|Abstract Title:||Themis: batch pre-processing for ultrahigh resolution petroleomics data|
|Session Choice:||Analytical Techniques: Mass Spectrometry|
|Presenter Name:||Mr Remy Gavard|
|Co-authors:||Dr Mark Barrow|
Dr David Rossell
Dr Simon Spencer
|Company/Organisation:||University of Warwick|
Abstract Information :
Using Fourier transform ion cyclotron resonance mass spectrometry (FTICR MS),
scientists are able to determine an unprecedented number of components in crude
oil. The statistical tools required to analyse the mass spectra struggle to keep pace
with advancing instrument capabilities and increasing quantities of data. Today, most
ultrahigh resolution analyses for petroleum samples are based on very limited
numbers of mass spectra per sample. Today, as researchers often base findings on
single experiments with labour-heavy approaches, it can be challenging to monitor
repeatability and differentiate between noise and true signals. As a result, mistakes
and false positive findings can be common. One of the difficulties faced is the
reliable differentiation of reliable peaks from noise; if selecting peaks by signal-tonoise
ratio alone, it is common that genuine peaks can be removed if the threshold is
too high, or that noise peaks result in false positives if the threshold is set too low.
At first glance, false positive peaks often appear in a single mass spectrum while reliable peaks will appear in multiple (if not all) samples. By combining information across datasets, we can get more reliable information with a smaller margin for error. We present a new algorithm developed in R, named Themis, to jointly pre-process replicate measurements of a complex sample. This improves consistency as a preliminary step to assigning chemical compositions, and the algorithm has a quality control criterion. Through the use of peak alignment and an adaptive mixture modelbased strategy, it is possible to distinguish true peaks from noise.
We applied Themis to a variety of crude oils and naphthenic acid samples. These results demonstrated a more effective removal of noise-related peaks and the preservation and improvement of the chemical composition profile. Applied to the NIST crude oil sample, the use of Themis resulted in a decrease from more than 16000 peaks to 2260 peaks but didn't changed the compositional assignment of the high intensity N1 class and the root mean square (RMS) improved from 0.24 ppm to 0.22 pm. The low intensity NS class saw an improvement in its compositional assignment with well distributed series, removal of isolated assignments and a reduction of the RMS from 0.38 ppm to 0.21 ppm.

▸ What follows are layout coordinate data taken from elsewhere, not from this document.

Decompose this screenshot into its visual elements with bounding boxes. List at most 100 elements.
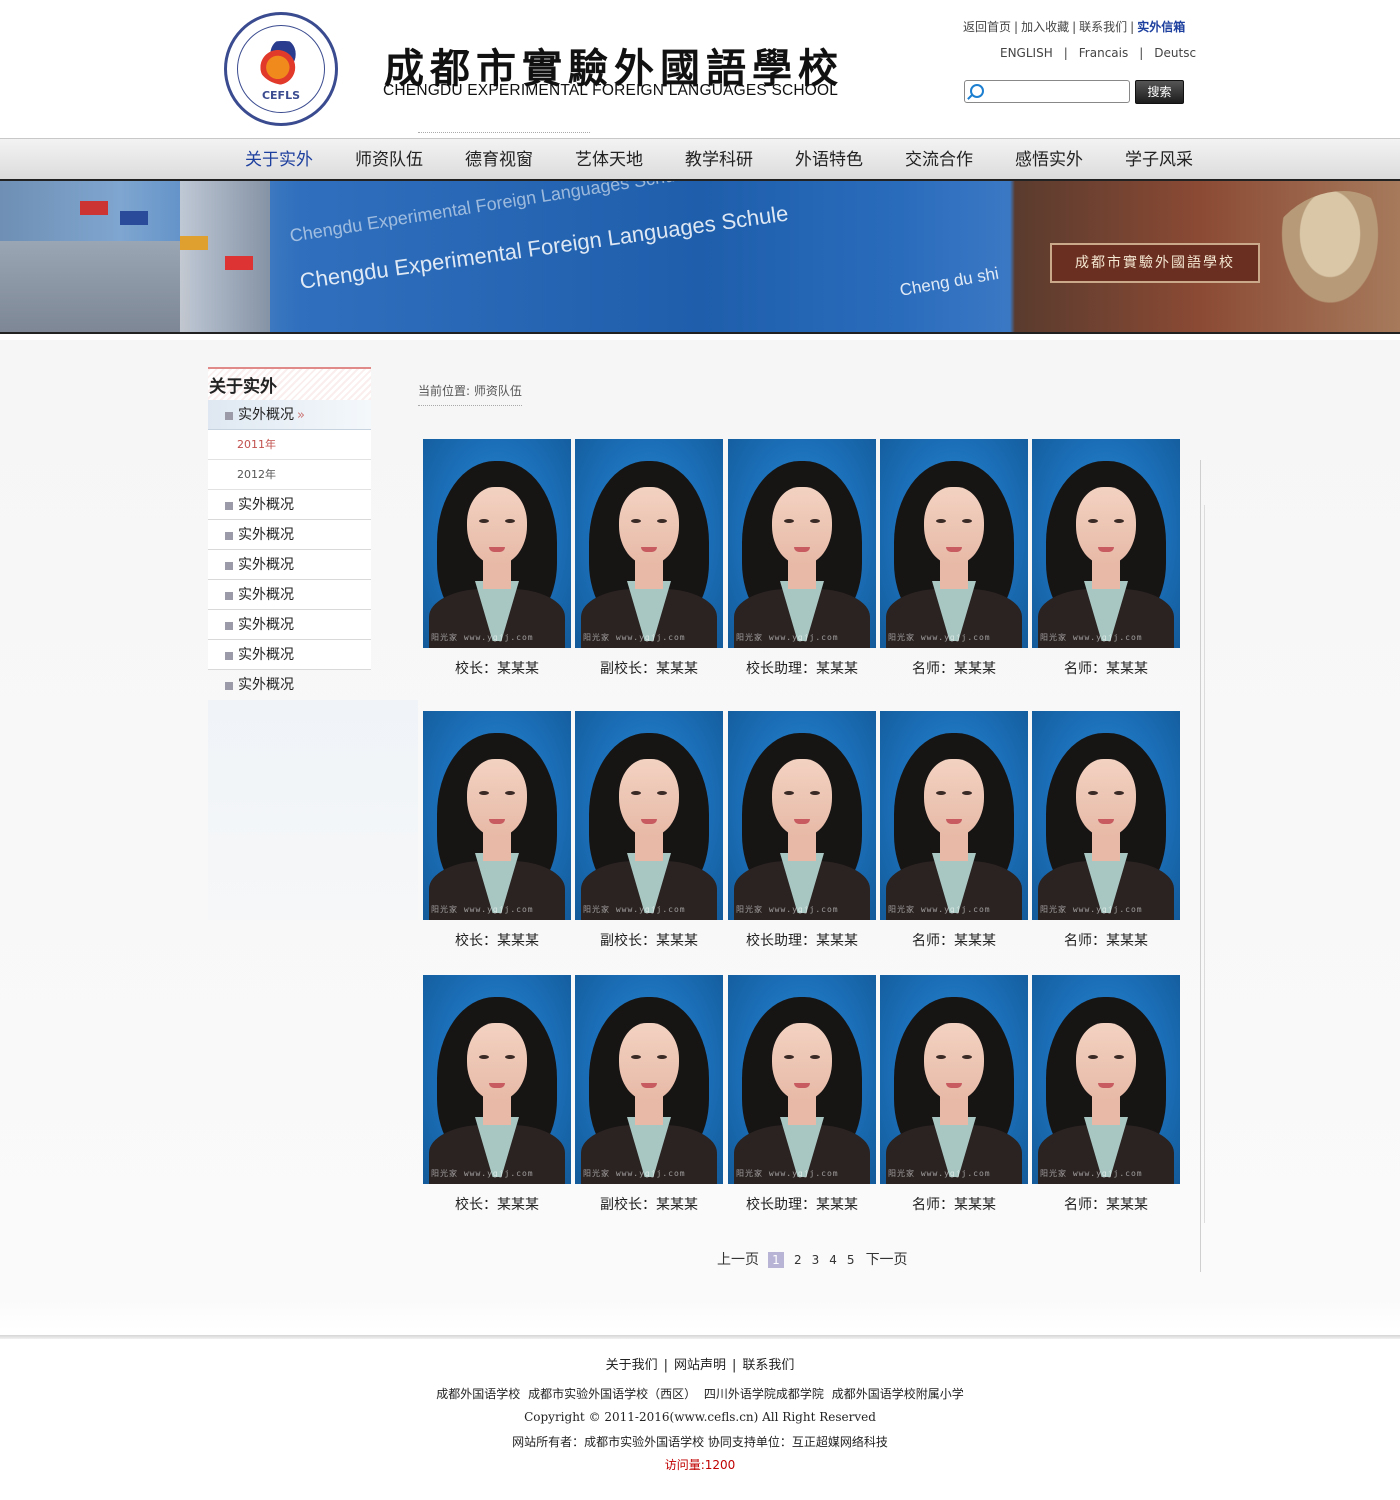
nav-item-about[interactable]: 关于实外 [224,139,334,179]
staff-card[interactable]: 阳光家 www.ygjj.com 副校长：某某某 [575,975,723,1214]
staff-photo[interactable]: 阳光家 www.ygjj.com [423,439,571,648]
sidebar-item-overview[interactable]: 实外概况» [208,400,371,430]
nav-item-exchange[interactable]: 交流合作 [884,139,994,179]
page-link[interactable]: 4 [829,1253,837,1267]
staff-caption[interactable]: 名师：某某某 [1032,930,1180,950]
footer-school-link[interactable]: 成都市实验外国语学校（西区） [528,1387,696,1401]
sidebar-item-label: 实外概况 [238,557,294,573]
staff-caption[interactable]: 名师：某某某 [1032,658,1180,678]
lang-english[interactable]: ENGLISH [1000,46,1053,60]
prev-page-link[interactable]: 上一页 [717,1249,759,1269]
site-footer: 关于我们 | 网站声明 | 联系我们 成都外国语学校 成都市实验外国语学校（西区） 四川… [0,1339,1400,1500]
staff-card[interactable]: 阳光家 www.ygjj.com 校长助理：某某某 [728,711,876,950]
staff-card[interactable]: 阳光家 www.ygjj.com 名师：某某某 [1032,711,1180,950]
logo-abbr: CEFLS [261,89,301,102]
staff-photo[interactable]: 阳光家 www.ygjj.com [880,975,1028,1184]
footer-link-contact[interactable]: 联系我们 [742,1358,794,1373]
top-link-mailbox[interactable]: 实外信箱 [1137,20,1185,34]
sidebar-item-overview[interactable]: 实外概况 [208,490,371,520]
staff-card[interactable]: 阳光家 www.ygjj.com 校长：某某某 [423,975,571,1214]
staff-caption[interactable]: 校长助理：某某某 [728,658,876,678]
staff-caption[interactable]: 校长：某某某 [423,658,571,678]
page-link[interactable]: 3 [812,1253,820,1267]
sidebar-item-overview[interactable]: 实外概况 [208,670,371,700]
photo-watermark: 阳光家 www.ygjj.com [583,633,686,642]
photo-part [794,1083,810,1088]
sidebar-item-overview[interactable]: 实外概况 [208,580,371,610]
staff-card[interactable]: 阳光家 www.ygjj.com 名师：某某某 [1032,439,1180,678]
photo-part [772,1023,832,1101]
staff-caption[interactable]: 副校长：某某某 [575,1194,723,1214]
sidebar-item-overview[interactable]: 实外概况 [208,640,371,670]
school-logo[interactable]: CEFLS [224,12,338,126]
lang-french[interactable]: Francais [1079,46,1128,60]
staff-photo[interactable]: 阳光家 www.ygjj.com [423,711,571,920]
page-link-current[interactable]: 1 [768,1252,784,1268]
nav-item-student-style[interactable]: 学子风采 [1104,139,1214,179]
staff-photo[interactable]: 阳光家 www.ygjj.com [1032,975,1180,1184]
staff-caption[interactable]: 校长：某某某 [423,1194,571,1214]
staff-caption[interactable]: 校长助理：某某某 [728,1194,876,1214]
nav-item-language-features[interactable]: 外语特色 [774,139,884,179]
lang-german[interactable]: Deutsc [1154,46,1196,60]
footer-school-link[interactable]: 成都外国语学校附属小学 [832,1387,964,1401]
breadcrumb-label: 当前位置: [418,384,471,398]
staff-photo[interactable]: 阳光家 www.ygjj.com [880,711,1028,920]
sidebar-item-overview[interactable]: 实外概况 [208,550,371,580]
photo-part [619,487,679,565]
staff-photo[interactable]: 阳光家 www.ygjj.com [1032,711,1180,920]
top-link-home[interactable]: 返回首页 [963,20,1011,34]
sidebar-title: 关于实外 [208,367,371,400]
sidebar-item-overview[interactable]: 实外概况 [208,520,371,550]
staff-photo[interactable]: 阳光家 www.ygjj.com [1032,439,1180,648]
sidebar-subitem-2012[interactable]: 2012年 [208,460,371,490]
footer-school-link[interactable]: 成都外国语学校 [436,1387,520,1401]
staff-card[interactable]: 阳光家 www.ygjj.com 名师：某某某 [880,975,1028,1214]
staff-photo[interactable]: 阳光家 www.ygjj.com [423,975,571,1184]
staff-card[interactable]: 阳光家 www.ygjj.com 名师：某某某 [1032,975,1180,1214]
staff-card[interactable]: 阳光家 www.ygjj.com 名师：某某某 [880,439,1028,678]
staff-caption[interactable]: 校长：某某某 [423,930,571,950]
nav-item-reflections[interactable]: 感悟实外 [994,139,1104,179]
nav-item-faculty[interactable]: 师资队伍 [334,139,444,179]
staff-caption[interactable]: 副校长：某某某 [575,930,723,950]
staff-caption[interactable]: 名师：某某某 [880,930,1028,950]
staff-card[interactable]: 阳光家 www.ygjj.com 校长助理：某某某 [728,975,876,1214]
sidebar-item-label: 实外概况 [238,497,294,513]
staff-photo[interactable]: 阳光家 www.ygjj.com [728,439,876,648]
staff-card[interactable]: 阳光家 www.ygjj.com 名师：某某某 [880,711,1028,950]
staff-card[interactable]: 阳光家 www.ygjj.com 校长：某某某 [423,711,571,950]
staff-card[interactable]: 阳光家 www.ygjj.com 副校长：某某某 [575,439,723,678]
nav-item-moral-education[interactable]: 德育视窗 [444,139,554,179]
staff-photo[interactable]: 阳光家 www.ygjj.com [728,711,876,920]
next-page-link[interactable]: 下一页 [866,1249,908,1269]
staff-caption[interactable]: 名师：某某某 [880,658,1028,678]
staff-caption[interactable]: 名师：某某某 [880,1194,1028,1214]
school-name-en: CHENGDU EXPERIMENTAL FOREIGN LANGUAGES S… [383,82,839,99]
footer-link-about[interactable]: 关于我们 [606,1358,658,1373]
staff-caption[interactable]: 副校长：某某某 [575,658,723,678]
footer-link-statement[interactable]: 网站声明 [674,1358,726,1373]
page-link[interactable]: 5 [847,1253,855,1267]
search-button[interactable]: 搜索 [1135,80,1184,104]
staff-caption[interactable]: 校长助理：某某某 [728,930,876,950]
sidebar-item-overview[interactable]: 实外概况 [208,610,371,640]
nav-item-arts-sports[interactable]: 艺体天地 [554,139,664,179]
staff-card[interactable]: 阳光家 www.ygjj.com 校长：某某某 [423,439,571,678]
footer-school-link[interactable]: 四川外语学院成都学院 [704,1387,824,1401]
page-link[interactable]: 2 [794,1253,802,1267]
staff-card[interactable]: 阳光家 www.ygjj.com 校长助理：某某某 [728,439,876,678]
staff-photo[interactable]: 阳光家 www.ygjj.com [575,975,723,1184]
staff-caption[interactable]: 名师：某某某 [1032,1194,1180,1214]
top-link-contact[interactable]: 联系我们 [1079,20,1127,34]
search-input[interactable] [989,83,1127,100]
top-link-favorite[interactable]: 加入收藏 [1021,20,1069,34]
staff-photo[interactable]: 阳光家 www.ygjj.com [575,711,723,920]
staff-photo[interactable]: 阳光家 www.ygjj.com [575,439,723,648]
breadcrumb-current[interactable]: 师资队伍 [474,384,522,398]
sidebar-subitem-2011[interactable]: 2011年 [208,430,371,460]
nav-item-teaching-research[interactable]: 教学科研 [664,139,774,179]
staff-photo[interactable]: 阳光家 www.ygjj.com [728,975,876,1184]
staff-photo[interactable]: 阳光家 www.ygjj.com [880,439,1028,648]
staff-card[interactable]: 阳光家 www.ygjj.com 副校长：某某某 [575,711,723,950]
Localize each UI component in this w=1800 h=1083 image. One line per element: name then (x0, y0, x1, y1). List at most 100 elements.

Themis, therefore, affords greater success with the assignment of chemical compositions to low-intensity peaks using petroleomics software. In addition, improved monitoring of data quality and handling of replicate datasets will allow researchers to increase processing of larger numbers of samples with greater confidence. The algorithm will soon be made available for academic use via a web server.